Morley introduced the notion of a scattered sentence of $L_{\omega_1,\omega}$. Roughly speaking, $\varphi$ is scattered if it does not have a perfect set of countable models. He then showed that scattered sentences have at most $\aleph_1$ many countable models (up to isomorphism) whilst non-scattered sentences have continuum many nonisomorphic countable models. The absolute Vaught conjecture states that scattered sentences have only countably many countable models up to isomorphism. Unlike the original Vaught conjecture (which holds trivially under CH), the absolute Vaught conjecture does not depend on the model of set theory in question and is in fact equivalent to the original Vaught conjecture under the negation of CH.

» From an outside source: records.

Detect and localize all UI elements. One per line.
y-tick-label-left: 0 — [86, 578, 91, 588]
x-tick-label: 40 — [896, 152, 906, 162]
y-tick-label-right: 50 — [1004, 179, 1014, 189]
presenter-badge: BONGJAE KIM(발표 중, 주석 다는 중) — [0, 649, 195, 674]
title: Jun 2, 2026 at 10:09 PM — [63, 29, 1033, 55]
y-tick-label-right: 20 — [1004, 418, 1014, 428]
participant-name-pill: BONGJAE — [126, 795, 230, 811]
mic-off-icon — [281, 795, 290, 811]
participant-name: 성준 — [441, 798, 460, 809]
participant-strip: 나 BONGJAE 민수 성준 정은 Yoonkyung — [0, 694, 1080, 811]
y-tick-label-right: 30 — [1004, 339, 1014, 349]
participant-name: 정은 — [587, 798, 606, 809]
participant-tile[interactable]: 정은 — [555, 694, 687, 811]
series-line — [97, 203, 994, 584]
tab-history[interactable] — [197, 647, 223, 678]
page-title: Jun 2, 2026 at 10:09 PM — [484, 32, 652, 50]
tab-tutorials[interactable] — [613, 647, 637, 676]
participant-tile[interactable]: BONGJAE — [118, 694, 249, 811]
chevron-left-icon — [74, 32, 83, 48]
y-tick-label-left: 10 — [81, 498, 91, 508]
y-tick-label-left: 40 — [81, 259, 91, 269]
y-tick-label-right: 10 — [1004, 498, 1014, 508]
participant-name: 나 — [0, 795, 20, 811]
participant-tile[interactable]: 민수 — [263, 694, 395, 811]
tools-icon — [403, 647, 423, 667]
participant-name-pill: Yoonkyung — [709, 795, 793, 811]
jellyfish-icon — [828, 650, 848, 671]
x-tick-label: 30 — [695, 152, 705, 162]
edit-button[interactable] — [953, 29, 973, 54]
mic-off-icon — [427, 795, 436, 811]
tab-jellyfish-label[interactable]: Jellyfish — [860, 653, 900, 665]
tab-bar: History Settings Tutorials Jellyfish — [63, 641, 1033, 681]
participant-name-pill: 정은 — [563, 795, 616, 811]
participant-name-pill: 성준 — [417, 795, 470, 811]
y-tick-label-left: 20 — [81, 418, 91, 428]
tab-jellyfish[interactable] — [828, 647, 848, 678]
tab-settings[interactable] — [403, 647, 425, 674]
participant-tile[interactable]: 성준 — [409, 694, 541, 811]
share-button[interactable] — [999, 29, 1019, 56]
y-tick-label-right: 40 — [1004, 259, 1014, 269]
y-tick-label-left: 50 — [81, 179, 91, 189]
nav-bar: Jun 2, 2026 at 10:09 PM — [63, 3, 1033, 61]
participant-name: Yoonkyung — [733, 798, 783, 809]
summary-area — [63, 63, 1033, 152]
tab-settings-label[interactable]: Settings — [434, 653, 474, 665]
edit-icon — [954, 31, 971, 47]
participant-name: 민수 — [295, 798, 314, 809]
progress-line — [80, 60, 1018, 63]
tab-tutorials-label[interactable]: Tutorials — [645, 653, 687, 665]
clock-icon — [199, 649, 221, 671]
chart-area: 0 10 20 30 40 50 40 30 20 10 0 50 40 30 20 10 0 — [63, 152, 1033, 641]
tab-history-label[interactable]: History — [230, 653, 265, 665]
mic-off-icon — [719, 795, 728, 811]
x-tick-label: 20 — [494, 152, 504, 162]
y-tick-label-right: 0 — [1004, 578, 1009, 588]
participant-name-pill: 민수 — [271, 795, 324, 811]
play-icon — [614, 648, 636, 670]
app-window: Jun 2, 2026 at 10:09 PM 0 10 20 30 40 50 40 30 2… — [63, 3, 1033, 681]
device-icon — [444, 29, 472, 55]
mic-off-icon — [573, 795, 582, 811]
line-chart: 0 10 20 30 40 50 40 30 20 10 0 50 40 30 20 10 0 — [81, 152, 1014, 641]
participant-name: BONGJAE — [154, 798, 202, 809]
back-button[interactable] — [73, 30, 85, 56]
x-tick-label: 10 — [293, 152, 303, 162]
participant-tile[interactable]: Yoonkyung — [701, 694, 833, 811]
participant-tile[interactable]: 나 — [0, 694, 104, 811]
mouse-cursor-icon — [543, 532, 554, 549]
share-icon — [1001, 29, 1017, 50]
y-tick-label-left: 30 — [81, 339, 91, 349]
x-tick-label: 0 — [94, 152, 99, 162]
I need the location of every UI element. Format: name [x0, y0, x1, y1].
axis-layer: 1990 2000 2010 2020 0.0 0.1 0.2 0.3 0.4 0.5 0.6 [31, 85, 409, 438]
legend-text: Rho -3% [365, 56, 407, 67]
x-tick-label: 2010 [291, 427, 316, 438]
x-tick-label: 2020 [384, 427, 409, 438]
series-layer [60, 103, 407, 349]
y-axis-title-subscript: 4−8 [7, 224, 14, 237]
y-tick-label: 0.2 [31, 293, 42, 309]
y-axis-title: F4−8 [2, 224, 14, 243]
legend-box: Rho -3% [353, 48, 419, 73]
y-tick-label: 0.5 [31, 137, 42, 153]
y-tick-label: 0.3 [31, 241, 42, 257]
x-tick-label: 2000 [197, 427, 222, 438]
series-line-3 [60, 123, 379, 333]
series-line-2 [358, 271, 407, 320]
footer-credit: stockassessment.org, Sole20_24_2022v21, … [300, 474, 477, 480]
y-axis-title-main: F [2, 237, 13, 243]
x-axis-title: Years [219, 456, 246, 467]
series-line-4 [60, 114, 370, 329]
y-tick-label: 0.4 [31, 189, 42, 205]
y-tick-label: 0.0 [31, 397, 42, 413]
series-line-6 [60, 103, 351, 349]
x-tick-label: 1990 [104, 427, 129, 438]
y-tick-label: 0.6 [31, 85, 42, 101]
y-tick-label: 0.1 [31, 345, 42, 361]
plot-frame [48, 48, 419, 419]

Keisler connected the notion of scattered sentences with randomizations of structures. Randomizations are models of a certain continuous theory, called the pure randomization theory, and in such a randomization, one can define the probability that $\varphi$ holds. A randomization of $\varphi$ is a randomization in which $\varphi$ holds with probability one. An example of a randomization of $\varphi$ is a basic randomization of $\varphi$, which consists of a collection of "measurable" random variables taking values in a countable family of models of $\varphi$. $\varphi$ is is said to have few separable randomizations if every randomization of $\varphi$ is a basic randomization of $\varphi$.
Keisler showed that if $\varphi$ has few separable randomizations, then $\varphi$ is scattered. Moreover, he showed that, assuming Martin's axiom for $\aleph_1$, the converse holds. Andrews, Goldbring, Hachtman, Keisler, and Marker were able to remove the use of Martin's axiom by an absoluteness argument. Thus, it is a theorem of ZFC that $\varphi$ is scattered if and only if $\varphi$ has few separable randomizations.
In this talk, I will try to define most of the above results in more detail and sketch the ideas behind the proofs of the theorems alluded to above.